Biden and a group of Senate Republicans led by Capito have been trading infrastructure counteroffers for weeks. Yet another talk between Biden and Capito on Friday afternoon saw no final deal; instead, they agreed to essentially check back in on Monday. But if talks flounder or yield a smaller bill, some Democrats on Capitol Hill are itching to go it alone.

“We move as quickly as we can on going big, we move as quickly as we can on negotiations,” Sen. Sherrod Brown (D-OH) told Vox recently. “At some point, if they won’t go where we believe the country needs to go and where the country seems to want to go, then we take off.”

The White House has already cut its initial $2.25 trillion infrastructure proposal by more than $1 trillion, and proposed significant changes to the taxation plan to pay for the infrastructure plan.

The GOP group, meanwhile, has added less than $100 billion in new spending to its initial proposal. The latest Republican plan totals $928 billion but is proposing just $257 billion in new spending, and repurposing the rest of the infrastructure money from unused American Rescue Plan funds. On Friday, White House press secretary Jen Psaki said Biden wants to see Republicans propose more money specifically for electric vehicles and rebuilding veterans hospitals.

 Stefani Reynolds/Bloomberg via Getty Images
Sen. Shelley Moore Capito (R-WV) is the lead GOP negotiator on Biden’s infrastructure bill.

“There are areas where the president has priorities where he’d like to see more,” Psaki said.

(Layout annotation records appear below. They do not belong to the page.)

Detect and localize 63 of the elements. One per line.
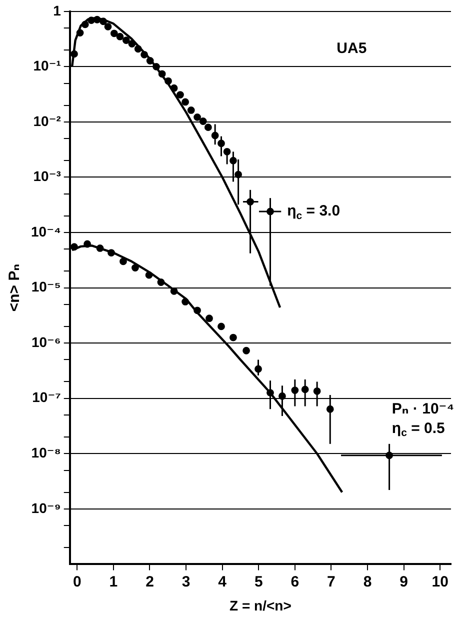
point bbox=[176, 91, 184, 98]
y-tick-label: 10⁻⁵ bbox=[31, 278, 61, 295]
point bbox=[128, 40, 136, 48]
point bbox=[206, 314, 213, 322]
y-tick-label: 10⁻⁸ bbox=[31, 444, 61, 460]
point bbox=[204, 124, 212, 132]
point bbox=[170, 84, 178, 92]
point bbox=[194, 306, 201, 314]
point bbox=[230, 334, 237, 342]
x-tick-label: 6 bbox=[290, 573, 300, 590]
x-tick-label: 8 bbox=[363, 573, 372, 590]
point bbox=[140, 50, 148, 58]
point bbox=[70, 50, 78, 58]
point bbox=[108, 249, 115, 256]
point bbox=[70, 243, 78, 251]
x-tick-label: 2 bbox=[146, 573, 154, 590]
x-tick-label: 9 bbox=[400, 573, 408, 590]
point bbox=[199, 118, 207, 125]
point bbox=[146, 57, 154, 64]
point bbox=[145, 271, 153, 279]
x-tick-label: 1 bbox=[109, 573, 118, 590]
y-tick-label: 10⁻² bbox=[33, 112, 62, 129]
x-tick-label: 7 bbox=[327, 573, 336, 590]
y-axis-title: <n> Pₙ bbox=[6, 264, 24, 312]
point bbox=[182, 98, 190, 106]
x-tick-label: 3 bbox=[182, 573, 190, 590]
point bbox=[76, 29, 84, 37]
point bbox=[120, 258, 127, 266]
point bbox=[100, 18, 107, 26]
point bbox=[152, 62, 160, 70]
point bbox=[84, 240, 92, 248]
x-tick-label: 0 bbox=[72, 573, 82, 590]
point bbox=[132, 264, 139, 272]
x-tick-label: 5 bbox=[254, 573, 263, 590]
point bbox=[187, 106, 195, 114]
point bbox=[104, 22, 112, 30]
point bbox=[157, 278, 165, 286]
point bbox=[96, 244, 104, 252]
point bbox=[110, 30, 118, 38]
point bbox=[88, 16, 95, 24]
point bbox=[242, 346, 250, 354]
point bbox=[194, 113, 201, 121]
point bbox=[158, 70, 166, 78]
x-tick-label: 10 bbox=[432, 573, 448, 590]
point bbox=[134, 45, 142, 53]
x-axis-title: Z = n/<n> bbox=[230, 597, 292, 614]
x-tick-label: 4 bbox=[218, 573, 228, 590]
y-tick-label: 10⁻⁴ bbox=[30, 223, 61, 240]
point bbox=[164, 77, 172, 85]
y-tick-label: 10⁻⁷ bbox=[32, 389, 62, 406]
point bbox=[182, 298, 190, 306]
point bbox=[81, 20, 89, 28]
point bbox=[122, 36, 130, 44]
y-tick-label: 10⁻⁹ bbox=[31, 500, 61, 516]
y-tick-label: 10⁻¹ bbox=[33, 58, 62, 74]
y-tick-label: 10⁻³ bbox=[33, 168, 62, 184]
point bbox=[116, 32, 124, 40]
y-tick-label: 10⁻⁶ bbox=[31, 334, 61, 350]
annotation: Pₙ · 10⁻⁴ bbox=[392, 400, 454, 418]
point bbox=[93, 16, 101, 24]
point bbox=[218, 322, 225, 330]
y-tick-label: 1 bbox=[53, 2, 62, 18]
annotation: UA5 bbox=[336, 40, 367, 58]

She said that even though Biden is continuing to talk to both Democrats and Republicans in Congress, “there are some realities of timelines” being driven by certain congressional committees. The House Transportation and Infrastructure Committee is expected to mark up a five-year surface transportation infrastructure bill this coming week, which contains elements of Biden’s American Jobs Plan.

Still, progressive groups are telegraphing their disappointment, especially after the Senate GOP filibustered a bill for a commission to investigate the January 6 insurrection on Capitol Hill — a violent event led by supporters of President Donald Trump targeting lawmakers of both parties.

“It’s hard to argue Republicans are good faith negotiations when they couldn’t pass that.” Maurice Mitchell, national director of the Working Families Party, told Vox of the commission bill. “Democrats are attempting to govern, and Republicans have their eyes on 2022 and 2024 and are seeking to get back into power.”